PEP 735 what is it’s goal? Does it solve our dependency hell issue?
A deep dive and out comes this limitation
The mutual compatibility of Dependency Groups is not guaranteed.
– https://peps.python.org/pep-0735/#lockfile-generation
Huh?! Why not?
mutual compatibility or go pound sand!
pip install -r requirements/dev.lock
pip install -r requirements/kit.lock -r requirements/manage.lock
The above code, purposefully, does not afford pip a fighting chance. If there are incompatibilities, it’ll come out when trying randomized combinations.
Without a means to test for and guarantee mutual compatibility, end users will always find themselves in dependency hell.
Any combination of requirement files (or dependency groups), intended for the same venv, MUST always work!
What if this is scaled further, instead of one package, a chain of packages?!
It seems you’re describing a lock file. No one is proposing to use or currently using pyproject.toml as a lock file. And even lock files have well defined schemas, not just an arbitrary JSON-like object.
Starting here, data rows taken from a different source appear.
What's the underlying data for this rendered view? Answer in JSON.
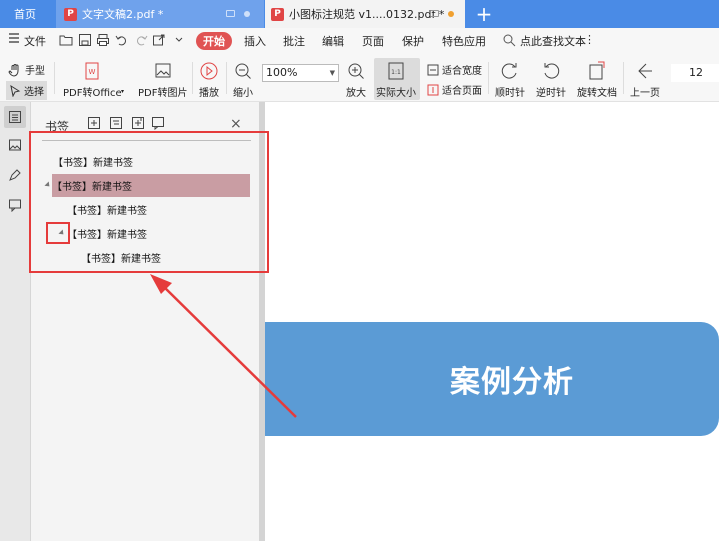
{
  "tabs": {
    "home": "首页",
    "doc1": "文字文稿2.pdf *",
    "doc2": "小图标注规范 v1....0132.pdf *",
    "add": "+"
  },
  "menu": {
    "file": "文件",
    "start": "开始",
    "insert": "插入",
    "annotate": "批注",
    "edit": "编辑",
    "page": "页面",
    "protect": "保护",
    "features": "特色应用",
    "search_placeholder": "点此查找文本",
    "more": "⋮"
  },
  "ribbon": {
    "hand": "手型",
    "select": "选择",
    "pdf_to_office": "PDF转Office",
    "pdf_to_image": "PDF转图片",
    "play": "播放",
    "zoom_out": "缩小",
    "zoom_value": "100%",
    "zoom_in": "放大",
    "actual_size": "实际大小",
    "fit_width": "适合宽度",
    "fit_page": "适合页面",
    "rotate_cw": "顺时针",
    "rotate_ccw": "逆时针",
    "rotate_doc": "旋转文档",
    "prev_page": "上一页",
    "page_number": "12",
    "actual_icon_text": "1:1"
  },
  "sidebar": {
    "title": "书签",
    "close": "×",
    "bookmarks": [
      {
        "label": "【书签】新建书签"
      },
      {
        "label": "【书签】新建书签"
      },
      {
        "label": "【书签】新建书签"
      },
      {
        "label": "【书签】新建书签"
      },
      {
        "label": "【书签】新建书签"
      }
    ]
  },
  "document": {
    "banner_text": "案例分析"
  },
  "colors": {
    "tabbar": "#4a8be6",
    "start_button": "#e05353",
    "selected_bookmark": "#c99da3",
    "banner": "#5b9bd5",
    "annotation": "#e53b3b"
  }
}
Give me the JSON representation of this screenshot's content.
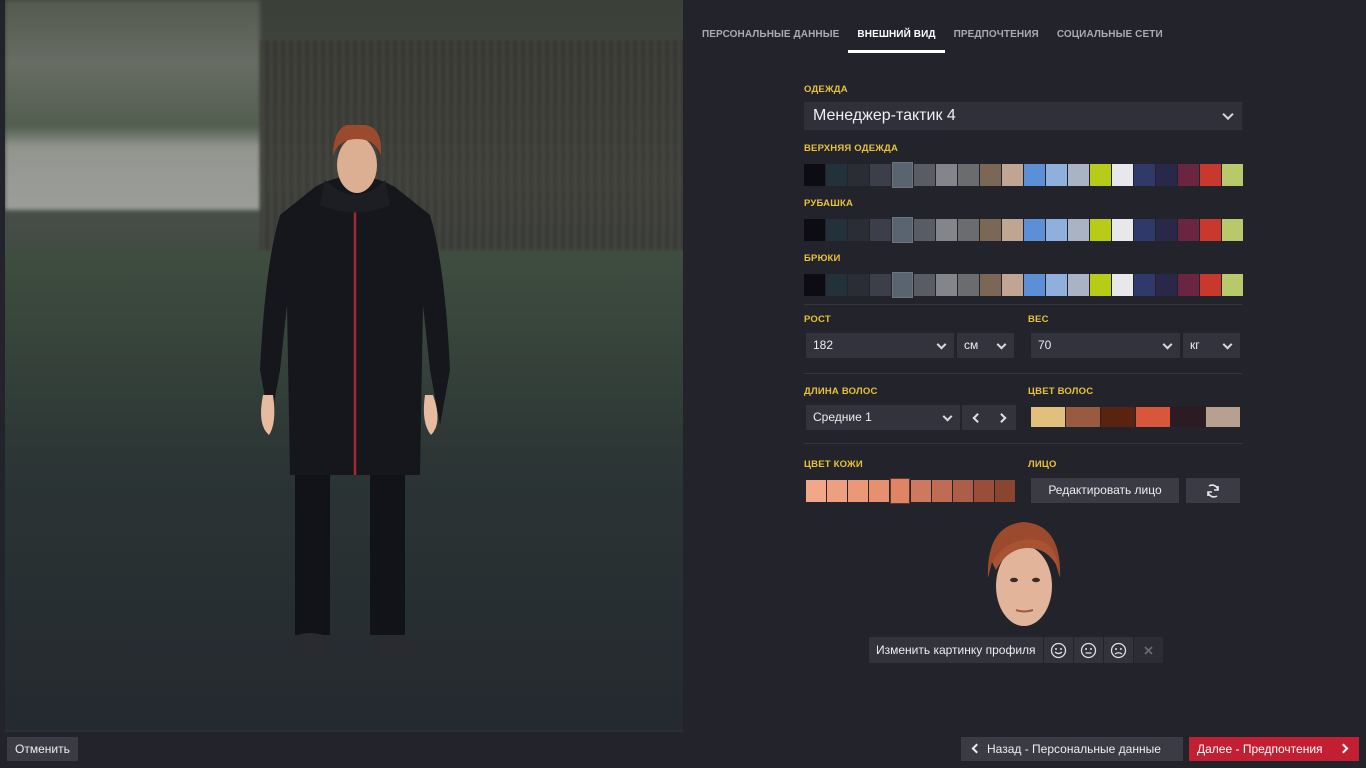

There’s a few edge cases on parsing dependency urls. So it’s not completely black and white.
just have to read over to pip-compile-multi to see that. (i have high praise for that project don’t get me wrong)
then i’m misunderstanding what data
dependencies groups
are supposed to be storing. Just the equivalent of requirements.in files and mapping that to a target? And no-c
(constraints) support?!Feels like tying one of hands behind our back.